# The Postal Service



## mahlye (Aug 19, 2008)

has anyone ever heard the song 'The District Sleeps Alone Tonight'?

that song is really really good. I'm not into this type of music but I can't stop listening to this song. here is a link to it, this is not the official video.

YouTube - Postal Service - The District Sleeps Alone Tonight


----------



## IamKong (Aug 19, 2008)

Eh, not my cup of tea. Video was lame. check this one out: YouTube - The Bird and the Bee "Polite Dance Song"​


----------



## mahlye (Aug 19, 2008)

the video was very lame, but I just used it for the song. I don't like the video you sent either, but I liked the song. thanks


----------



## IamKong (Aug 19, 2008)

Oh, come on! That video was hilarious. A little corny, but if you have ever seen the tim and eric show on adult swim, you would see where the comedy comes from.

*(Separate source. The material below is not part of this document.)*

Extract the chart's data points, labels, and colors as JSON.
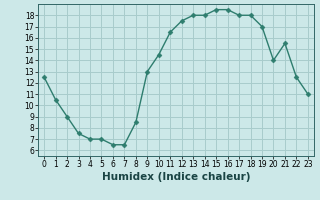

The song was alright in your first post, try this one. Friggin catchy....
YouTube - Flobots - Handlebars


----------



## mahlye (Aug 19, 2008)

it was creepy..the second video was better


----------



## TodayIsAGreenday (Aug 19, 2008)

postal service is one of the most chilled bands to listen too whilst smoking


YouTube - The Postal Service - This Place Is A Prison

my favorite^^^^^

its about being in rehab


----------



## IamKong (Aug 19, 2008)

I've got to be honest, that's the first time I've even heard of them.


----------



## TodayIsAGreenday (Aug 19, 2008)

its the lead singer from death cab for cutie benn Gibbards side project him and a dj/producer named jimmy tamborello 

they got the name the postal service because they never met eachother in person on the cd untill they were mastering it... instead they used the postal service (not sure which one) to send eachother tracks ben doing guitar and vocals and jimmy adding the beats and mixing it

awesome been waiting forever for a new project by them


----------



## ogrelung (Aug 19, 2008)

Gotta admit I like 'em a bit, it's great come down music. Back when I used to do alot of speed and ecstasy it was one of the albums I always threw on my comedown mix, along with Lamb, Portishead, Mark lanegan and royksopp. People give em too much shit.


----------



## skiskate (Aug 21, 2008)

Yeah man I love the postal service, I posted a thread about them last week and nobody said anything.  My favourite song is such great heights.


----------



## el shaggy (Aug 27, 2008)

Natural Anthem.

I gotta feeling this was a one off project, though.

My take on This Place is a Prison is that the prison is your body in this realm.

Such Great Heights kick started my obsession with searching for great new music. Music different from the likes of what I am used to. If I didn't I would probably be listening to radio pop and rock yet.


----------